Thanksgiving has come and gone and still no June Cleaver/Martha Stewart award for Best Hostess on my mantel. Each Thanksgiving and Christmas, I try. I set a lovely table, even creating my own centerpiece or fashioning napkin holders from ribbon and bits of nature (the pretty bits, not the nasty ones). I use the good china (as opposed to the chipped kitchen plates), the silver (sometimes even taking the time to remove the tarnish) and take care to ‘garnish’ the turkey and vegetables (okay, it’s my substitute for the elaborate Jack-o-lanterns I can no longer be arsed doing). But somehow, within five minutes of the guests’ arrival, things always take a turn.
There is at least one dog lashed to the butcher block to prevent a dog fight. The other one is sprawled out on the good white sofa — she doesn’t understand (or maybe she does but is doing it to irritate me) that when the sheet isn’t there, she isn’t supposed to be either. The third pooch is shaking his face burrs (recently acquired from sticking his head in the bushes in the nearby swamp) all over the kitchen floor. We’d bring the vacuum out to clean up the pile, but he hates the machine and attempts to tackle it (or hump it) while barking at the top of his shrill little voice. The fourth hound is a no-show this year since she really isn’t trained for polite company yet. I know, you’re all saying, ‘So what? There’s no polite company in that shitshow anyway.’
This year, with both L’il Sis and Crazy D living here, I had to make an executive decision to stash all their excess kale, vitamins, water bottles, four kinds of salt, three kinds of coffee, and eight bottles of fancy olive oil in a box in the mudroom — just to provide counter space for the meal. “I don’t care, people!” I ranted. “It’s only for one day, then you can litter the counters again with your crap. But I refuse to carve the 20 pound bird on my lap…I need space to work!” They reluctantly agreed. The dogs were crushed — the thought of meat so close to their snouts was a delight cruelly snatched away.

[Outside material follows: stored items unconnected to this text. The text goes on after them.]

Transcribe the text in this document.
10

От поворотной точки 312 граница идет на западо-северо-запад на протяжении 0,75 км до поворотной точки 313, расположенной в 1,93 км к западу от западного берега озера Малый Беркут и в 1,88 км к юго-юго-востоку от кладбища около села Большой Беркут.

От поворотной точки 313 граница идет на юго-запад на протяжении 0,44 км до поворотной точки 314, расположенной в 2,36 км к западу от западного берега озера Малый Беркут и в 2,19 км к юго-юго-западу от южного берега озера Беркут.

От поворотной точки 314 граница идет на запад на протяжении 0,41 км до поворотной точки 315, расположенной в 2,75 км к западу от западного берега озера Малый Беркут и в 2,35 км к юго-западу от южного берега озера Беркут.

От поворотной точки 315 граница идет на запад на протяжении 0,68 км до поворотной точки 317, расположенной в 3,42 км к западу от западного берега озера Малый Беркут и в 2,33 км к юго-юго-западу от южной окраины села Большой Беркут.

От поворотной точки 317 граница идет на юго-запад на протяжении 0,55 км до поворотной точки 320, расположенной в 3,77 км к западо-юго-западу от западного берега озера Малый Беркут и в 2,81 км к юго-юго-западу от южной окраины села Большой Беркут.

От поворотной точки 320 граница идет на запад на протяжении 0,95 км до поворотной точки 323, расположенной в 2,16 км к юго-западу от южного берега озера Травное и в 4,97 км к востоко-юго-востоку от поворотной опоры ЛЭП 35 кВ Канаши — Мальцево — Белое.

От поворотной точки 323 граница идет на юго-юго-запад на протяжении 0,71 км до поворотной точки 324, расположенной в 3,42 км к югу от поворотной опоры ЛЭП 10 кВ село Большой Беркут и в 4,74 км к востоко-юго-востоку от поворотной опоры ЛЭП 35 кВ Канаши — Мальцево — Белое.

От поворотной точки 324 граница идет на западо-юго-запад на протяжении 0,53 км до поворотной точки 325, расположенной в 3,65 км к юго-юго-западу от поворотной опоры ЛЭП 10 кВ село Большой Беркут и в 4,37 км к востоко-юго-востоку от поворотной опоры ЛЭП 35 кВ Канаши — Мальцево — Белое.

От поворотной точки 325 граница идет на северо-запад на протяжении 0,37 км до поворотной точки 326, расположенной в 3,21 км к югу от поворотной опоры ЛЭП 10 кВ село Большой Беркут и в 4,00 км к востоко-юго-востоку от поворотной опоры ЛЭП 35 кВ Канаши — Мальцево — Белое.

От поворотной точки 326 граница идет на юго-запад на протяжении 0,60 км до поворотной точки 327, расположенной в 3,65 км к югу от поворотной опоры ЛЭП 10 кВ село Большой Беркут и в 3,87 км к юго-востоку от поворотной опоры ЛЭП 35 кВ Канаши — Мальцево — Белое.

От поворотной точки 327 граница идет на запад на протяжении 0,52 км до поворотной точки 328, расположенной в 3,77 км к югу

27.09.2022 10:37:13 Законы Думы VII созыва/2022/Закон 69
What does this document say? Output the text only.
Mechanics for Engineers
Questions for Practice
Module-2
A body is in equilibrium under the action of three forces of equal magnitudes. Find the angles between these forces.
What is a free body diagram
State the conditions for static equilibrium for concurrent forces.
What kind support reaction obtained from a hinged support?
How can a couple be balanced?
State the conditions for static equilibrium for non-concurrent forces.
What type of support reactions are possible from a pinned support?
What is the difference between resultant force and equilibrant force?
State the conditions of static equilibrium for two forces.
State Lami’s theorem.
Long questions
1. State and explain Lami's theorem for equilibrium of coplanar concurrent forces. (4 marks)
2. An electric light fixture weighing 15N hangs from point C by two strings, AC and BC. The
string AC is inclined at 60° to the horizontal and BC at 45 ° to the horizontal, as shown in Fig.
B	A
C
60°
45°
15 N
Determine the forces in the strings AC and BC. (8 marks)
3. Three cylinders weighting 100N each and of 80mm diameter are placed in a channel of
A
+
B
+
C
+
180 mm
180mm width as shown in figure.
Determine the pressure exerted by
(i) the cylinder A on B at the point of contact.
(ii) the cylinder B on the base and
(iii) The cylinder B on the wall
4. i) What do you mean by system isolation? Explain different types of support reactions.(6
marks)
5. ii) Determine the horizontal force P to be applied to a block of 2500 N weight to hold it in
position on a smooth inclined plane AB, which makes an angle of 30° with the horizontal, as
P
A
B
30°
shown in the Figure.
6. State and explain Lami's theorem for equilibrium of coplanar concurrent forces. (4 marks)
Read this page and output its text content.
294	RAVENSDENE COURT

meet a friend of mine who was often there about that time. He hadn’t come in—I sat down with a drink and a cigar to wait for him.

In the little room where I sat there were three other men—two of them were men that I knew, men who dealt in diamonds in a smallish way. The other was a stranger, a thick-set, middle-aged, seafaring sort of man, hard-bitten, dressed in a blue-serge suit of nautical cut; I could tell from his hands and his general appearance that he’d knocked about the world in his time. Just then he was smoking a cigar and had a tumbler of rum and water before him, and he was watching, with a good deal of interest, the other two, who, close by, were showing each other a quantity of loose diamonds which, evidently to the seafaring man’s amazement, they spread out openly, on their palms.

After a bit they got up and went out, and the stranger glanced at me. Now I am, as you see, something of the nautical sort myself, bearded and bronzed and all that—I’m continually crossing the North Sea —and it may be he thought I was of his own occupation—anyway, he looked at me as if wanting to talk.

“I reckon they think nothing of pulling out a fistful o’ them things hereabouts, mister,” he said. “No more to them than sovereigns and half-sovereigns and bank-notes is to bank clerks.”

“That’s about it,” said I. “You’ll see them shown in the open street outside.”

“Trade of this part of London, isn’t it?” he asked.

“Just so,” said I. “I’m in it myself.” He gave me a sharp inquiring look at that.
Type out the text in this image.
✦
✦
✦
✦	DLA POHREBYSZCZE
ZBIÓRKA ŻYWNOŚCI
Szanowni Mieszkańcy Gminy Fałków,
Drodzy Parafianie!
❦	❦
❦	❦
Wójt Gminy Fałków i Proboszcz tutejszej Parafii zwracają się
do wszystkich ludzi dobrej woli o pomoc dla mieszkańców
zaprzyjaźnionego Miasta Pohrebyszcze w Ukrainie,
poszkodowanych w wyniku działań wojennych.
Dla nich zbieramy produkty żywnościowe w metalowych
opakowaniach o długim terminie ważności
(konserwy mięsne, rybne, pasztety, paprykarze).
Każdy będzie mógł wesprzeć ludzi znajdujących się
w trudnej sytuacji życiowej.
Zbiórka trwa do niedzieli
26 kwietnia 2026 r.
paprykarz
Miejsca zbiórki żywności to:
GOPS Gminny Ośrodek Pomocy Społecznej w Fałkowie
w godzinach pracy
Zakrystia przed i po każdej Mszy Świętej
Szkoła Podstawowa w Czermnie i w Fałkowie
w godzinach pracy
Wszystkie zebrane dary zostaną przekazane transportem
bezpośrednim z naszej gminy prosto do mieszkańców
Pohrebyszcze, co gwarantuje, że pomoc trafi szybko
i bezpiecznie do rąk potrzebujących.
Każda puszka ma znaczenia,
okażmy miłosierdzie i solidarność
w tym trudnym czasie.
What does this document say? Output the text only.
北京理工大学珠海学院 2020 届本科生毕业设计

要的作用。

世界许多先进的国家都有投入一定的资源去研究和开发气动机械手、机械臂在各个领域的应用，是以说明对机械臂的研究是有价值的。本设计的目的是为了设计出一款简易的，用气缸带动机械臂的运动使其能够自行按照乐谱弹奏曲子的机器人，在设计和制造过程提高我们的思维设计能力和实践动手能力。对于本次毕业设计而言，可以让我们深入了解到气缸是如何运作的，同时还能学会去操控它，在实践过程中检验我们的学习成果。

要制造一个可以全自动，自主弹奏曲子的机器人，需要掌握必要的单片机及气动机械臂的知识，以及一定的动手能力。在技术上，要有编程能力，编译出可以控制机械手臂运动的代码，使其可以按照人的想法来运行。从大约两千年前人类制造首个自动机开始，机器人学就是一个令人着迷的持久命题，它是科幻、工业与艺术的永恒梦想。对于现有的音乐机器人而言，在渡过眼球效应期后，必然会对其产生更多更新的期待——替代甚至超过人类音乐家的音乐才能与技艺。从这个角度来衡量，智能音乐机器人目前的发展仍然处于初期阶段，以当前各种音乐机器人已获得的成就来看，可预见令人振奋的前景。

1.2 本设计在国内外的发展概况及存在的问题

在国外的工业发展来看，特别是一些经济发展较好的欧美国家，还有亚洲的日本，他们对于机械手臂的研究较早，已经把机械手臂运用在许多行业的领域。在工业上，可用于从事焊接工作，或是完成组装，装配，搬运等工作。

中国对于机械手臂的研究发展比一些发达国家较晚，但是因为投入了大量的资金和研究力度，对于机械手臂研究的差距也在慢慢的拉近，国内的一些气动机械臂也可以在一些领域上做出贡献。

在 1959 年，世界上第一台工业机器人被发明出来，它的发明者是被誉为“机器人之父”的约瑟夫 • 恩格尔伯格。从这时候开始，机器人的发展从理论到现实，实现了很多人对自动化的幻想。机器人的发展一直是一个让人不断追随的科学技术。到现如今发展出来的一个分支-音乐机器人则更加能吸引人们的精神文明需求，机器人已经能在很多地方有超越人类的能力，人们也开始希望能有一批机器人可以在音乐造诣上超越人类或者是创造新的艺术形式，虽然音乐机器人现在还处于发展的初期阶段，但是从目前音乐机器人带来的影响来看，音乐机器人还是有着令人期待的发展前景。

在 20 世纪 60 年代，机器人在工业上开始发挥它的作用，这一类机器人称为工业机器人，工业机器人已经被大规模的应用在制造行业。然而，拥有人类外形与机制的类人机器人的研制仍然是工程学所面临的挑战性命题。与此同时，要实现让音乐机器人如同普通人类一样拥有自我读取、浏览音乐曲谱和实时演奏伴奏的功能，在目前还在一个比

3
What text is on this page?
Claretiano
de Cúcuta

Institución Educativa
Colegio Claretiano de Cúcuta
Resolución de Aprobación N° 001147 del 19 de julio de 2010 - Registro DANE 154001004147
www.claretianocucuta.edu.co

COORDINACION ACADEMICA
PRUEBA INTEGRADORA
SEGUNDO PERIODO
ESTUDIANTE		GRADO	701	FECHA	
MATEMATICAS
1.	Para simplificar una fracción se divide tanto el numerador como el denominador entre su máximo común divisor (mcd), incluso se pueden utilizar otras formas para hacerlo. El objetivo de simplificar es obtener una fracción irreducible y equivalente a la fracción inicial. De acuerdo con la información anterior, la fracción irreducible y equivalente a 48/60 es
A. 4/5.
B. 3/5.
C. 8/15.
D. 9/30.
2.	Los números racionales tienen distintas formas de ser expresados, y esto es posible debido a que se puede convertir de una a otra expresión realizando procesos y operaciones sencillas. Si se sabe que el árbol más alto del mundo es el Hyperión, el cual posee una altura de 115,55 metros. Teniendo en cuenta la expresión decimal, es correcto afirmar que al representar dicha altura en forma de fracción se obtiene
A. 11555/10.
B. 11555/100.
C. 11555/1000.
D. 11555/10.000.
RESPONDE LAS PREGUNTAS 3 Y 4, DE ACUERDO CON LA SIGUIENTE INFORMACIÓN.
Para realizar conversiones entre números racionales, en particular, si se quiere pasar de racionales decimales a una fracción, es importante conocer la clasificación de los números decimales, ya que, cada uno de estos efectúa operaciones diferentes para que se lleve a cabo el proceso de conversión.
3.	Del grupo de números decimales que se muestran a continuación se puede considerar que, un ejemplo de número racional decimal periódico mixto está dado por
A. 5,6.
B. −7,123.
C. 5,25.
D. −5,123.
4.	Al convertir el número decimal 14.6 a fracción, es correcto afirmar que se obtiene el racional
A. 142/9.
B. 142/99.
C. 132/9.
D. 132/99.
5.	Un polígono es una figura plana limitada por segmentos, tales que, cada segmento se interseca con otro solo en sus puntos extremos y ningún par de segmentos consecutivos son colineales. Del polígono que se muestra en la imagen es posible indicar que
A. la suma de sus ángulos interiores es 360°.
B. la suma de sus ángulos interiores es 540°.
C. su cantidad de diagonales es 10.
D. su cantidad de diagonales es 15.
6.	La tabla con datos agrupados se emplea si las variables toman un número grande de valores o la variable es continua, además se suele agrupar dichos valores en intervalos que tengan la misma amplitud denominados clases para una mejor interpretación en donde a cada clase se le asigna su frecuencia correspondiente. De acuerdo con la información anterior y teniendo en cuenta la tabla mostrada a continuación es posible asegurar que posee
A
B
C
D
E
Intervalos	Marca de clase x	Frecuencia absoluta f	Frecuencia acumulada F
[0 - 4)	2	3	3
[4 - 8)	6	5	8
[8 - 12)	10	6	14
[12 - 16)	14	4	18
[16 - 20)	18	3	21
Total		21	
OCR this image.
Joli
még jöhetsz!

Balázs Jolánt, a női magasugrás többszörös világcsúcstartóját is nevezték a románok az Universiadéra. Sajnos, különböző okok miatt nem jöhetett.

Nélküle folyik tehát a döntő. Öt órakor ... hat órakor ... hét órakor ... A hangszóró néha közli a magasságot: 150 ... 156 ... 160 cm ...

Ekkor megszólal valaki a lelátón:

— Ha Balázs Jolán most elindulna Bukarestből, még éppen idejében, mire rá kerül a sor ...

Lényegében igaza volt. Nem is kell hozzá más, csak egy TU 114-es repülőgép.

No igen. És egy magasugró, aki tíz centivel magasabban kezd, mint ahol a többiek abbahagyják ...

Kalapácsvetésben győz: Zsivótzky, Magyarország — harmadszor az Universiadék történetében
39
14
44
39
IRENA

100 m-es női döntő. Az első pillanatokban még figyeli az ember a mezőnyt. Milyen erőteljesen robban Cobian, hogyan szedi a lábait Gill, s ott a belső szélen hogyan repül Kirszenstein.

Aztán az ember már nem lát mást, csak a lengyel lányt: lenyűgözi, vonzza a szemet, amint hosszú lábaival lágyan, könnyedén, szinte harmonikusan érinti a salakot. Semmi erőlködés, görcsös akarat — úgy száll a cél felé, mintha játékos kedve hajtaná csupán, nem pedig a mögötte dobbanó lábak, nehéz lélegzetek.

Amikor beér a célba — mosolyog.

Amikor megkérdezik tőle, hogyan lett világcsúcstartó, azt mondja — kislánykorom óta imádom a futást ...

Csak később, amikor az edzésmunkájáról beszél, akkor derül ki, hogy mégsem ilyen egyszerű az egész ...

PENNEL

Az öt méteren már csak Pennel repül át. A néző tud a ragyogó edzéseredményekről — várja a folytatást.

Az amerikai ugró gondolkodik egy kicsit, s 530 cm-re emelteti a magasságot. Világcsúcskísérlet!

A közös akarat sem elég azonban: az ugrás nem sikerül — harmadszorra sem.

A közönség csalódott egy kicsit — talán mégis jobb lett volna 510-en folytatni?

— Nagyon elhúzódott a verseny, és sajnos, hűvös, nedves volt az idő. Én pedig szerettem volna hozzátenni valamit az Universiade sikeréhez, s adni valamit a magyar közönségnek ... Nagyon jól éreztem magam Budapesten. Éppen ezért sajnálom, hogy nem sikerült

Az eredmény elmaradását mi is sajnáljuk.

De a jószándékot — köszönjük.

I served appetizers on the large coffee table in the living room — the one filled with books (Poochie’s memorial book), Poochie’s urn of ashes, Wilbur’s box of ashes, and Germaine’s (one of our deceased canaries) Plaster of Paris footprint. It has been dubbed, and rightly so, The Table of Death. But a casual observer probably wouldn’t pick up on the ghoulish theme. I hesitated to put shrimp on the low table, knowing that I’d have to guard it from marauding puppy mouths if the guests were to get any. But since the tall, unruly hound wasn’t coming, I figured I might have a fighting chance. The tall well-behaved hound presents no problem at all. One simply says, “Not for you, Jewel,” and she sits calmly, not touching the food. Of course, her eyes are bugging out of her head and drool is streaming from her chops, but she does not eat anything.
I do think I deserve at least a citation from June or Martha for my array of food — food that caters to every half-assed, picky diet in the world. I have non-gluten stuffing, non-dairy stuffing, stuffing cooked in the bird, stuffing cooked not in the bird, ‘mashed’ potatoes with no milk, no butter, no chicken broth, no salt…basically, a mound of dry mush. Oh, but there’s ‘real’ turkey gravy made from scratch and fake gravy made from god knows what and nutritional yeast. I know…yuck! Then we have the bird, Uncle Tom, and the vegan ‘loaf’ made from carrots, cashews and pumpkin. Two kinds of cranberry sauce and two pies — with non-dairy topping, whipped cream, or soy ice cream. I should earn brownie points at least for endurance.
The saving grace is that, by the end of the meal everyone (including me) is so happy (large consumption of booze), details don’t matter. So I didn’t win an award again this year. How many other hostesses can boast two near dog fights, an unruly house in which dogs almost outnumber humans, and a decibel level loud enough to annoy the neighbours?
I know Gill misses the family at these festive times. But, Gill, think about what I’ve just written. Maybe you got off easy this year, having a quiet evening with your British friends. I can almost guarantee nobody was lashed to your table. Someone might well have drunk themselves under the table, but that’s a whole different problem. Happy Thanksgiving, dear!